Pour les citoyens, les conséquences pourraient être lourdes. La mainmise du secteur privé sur les décisions politiques pourrait entraîner une hausse des prix des produits essentiels, marginaliser les populations les plus vulnérables, creuser les inégalités et accroître le risque de contestation sociale. Dans un contexte déjà marqué par l’insécurité, une crise économique persistante et une méfiance généralisée envers les institutions, cette captation du pouvoir pourrait exposer les responsables politiques à des mobilisations populaires et à des troubles majeurs, transformant la gestion du pays en un véritable champ de turbulences.

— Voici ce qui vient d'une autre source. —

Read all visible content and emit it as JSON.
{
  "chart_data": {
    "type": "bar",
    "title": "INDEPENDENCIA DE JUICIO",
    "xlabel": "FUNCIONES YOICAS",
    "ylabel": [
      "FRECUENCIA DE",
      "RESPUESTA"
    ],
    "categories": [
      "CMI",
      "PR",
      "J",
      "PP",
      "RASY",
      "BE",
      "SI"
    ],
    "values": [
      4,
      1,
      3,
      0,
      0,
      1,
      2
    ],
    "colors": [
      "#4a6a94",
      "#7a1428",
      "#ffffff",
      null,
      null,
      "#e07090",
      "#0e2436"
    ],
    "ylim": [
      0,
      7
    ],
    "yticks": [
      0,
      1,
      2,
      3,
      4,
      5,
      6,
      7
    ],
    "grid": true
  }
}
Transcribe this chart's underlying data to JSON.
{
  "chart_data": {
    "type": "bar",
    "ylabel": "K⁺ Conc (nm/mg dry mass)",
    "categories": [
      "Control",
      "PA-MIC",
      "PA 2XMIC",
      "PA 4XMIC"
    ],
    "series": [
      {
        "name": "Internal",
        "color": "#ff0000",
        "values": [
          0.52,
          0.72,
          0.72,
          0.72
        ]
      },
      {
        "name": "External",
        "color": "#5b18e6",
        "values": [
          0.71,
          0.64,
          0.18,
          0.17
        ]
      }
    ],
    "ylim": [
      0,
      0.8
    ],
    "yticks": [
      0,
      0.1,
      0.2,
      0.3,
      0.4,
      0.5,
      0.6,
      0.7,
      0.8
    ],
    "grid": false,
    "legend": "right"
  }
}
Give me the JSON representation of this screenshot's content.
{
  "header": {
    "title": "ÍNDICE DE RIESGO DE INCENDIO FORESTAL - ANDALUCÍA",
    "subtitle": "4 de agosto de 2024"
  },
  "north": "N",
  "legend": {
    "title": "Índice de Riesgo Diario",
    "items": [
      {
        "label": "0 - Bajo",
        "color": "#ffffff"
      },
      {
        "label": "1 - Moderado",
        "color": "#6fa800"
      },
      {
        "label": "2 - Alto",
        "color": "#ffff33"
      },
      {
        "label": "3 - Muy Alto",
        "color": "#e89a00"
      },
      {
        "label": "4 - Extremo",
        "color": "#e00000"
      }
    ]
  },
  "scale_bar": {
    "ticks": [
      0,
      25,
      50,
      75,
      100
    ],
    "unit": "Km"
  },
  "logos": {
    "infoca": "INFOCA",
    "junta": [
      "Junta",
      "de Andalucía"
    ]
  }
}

Thomas Lalime souligne que si le secteur privé cherche à imposer ses intérêts, il pourrait se heurter à une opposition croissante de la classe politique, de la société civile et du peuple. Ces acteurs doivent rester vigilants pour protéger l’intérêt général et empêcher que le pouvoir économique ne prenne le pas sur le pouvoir politique, au risque de fragiliser davantage la stabilité nationale. L’économiste rappelle que la concentration économique en Haïti est déjà très forte, avec une poignée de familles et de groupes financiers contrôlant des secteurs stratégiques comme l’alimentation, l’énergie, la construction, la finance et les douanes. Une telle domination sur l’économie facilite la captation politique et limite l’accès équitable aux ressources pour la majorité des citoyens.
La situation actuelle illustre les défis auxquels Haïti est confronté : concilier gouvernance efficace, équité sociale et légitimité politique dans un contexte de crise persistante. Pour éviter que la concentration du pouvoir économique ne se traduise par un pouvoir politique abusif, Thomas Lalime plaide pour une vigilance collective et la mise en place de garde-fous capables de protéger l’intérêt général et la stabilité du pays.
Face à ces enjeux, le message est clair : sans contrôle citoyen, transparence et inclusion sociale, la prise de pouvoir par le secteur privé pourrait rapidement devenir un facteur de fragilisation politique et sociale, plutôt qu’une opportunité pour le développement du pays.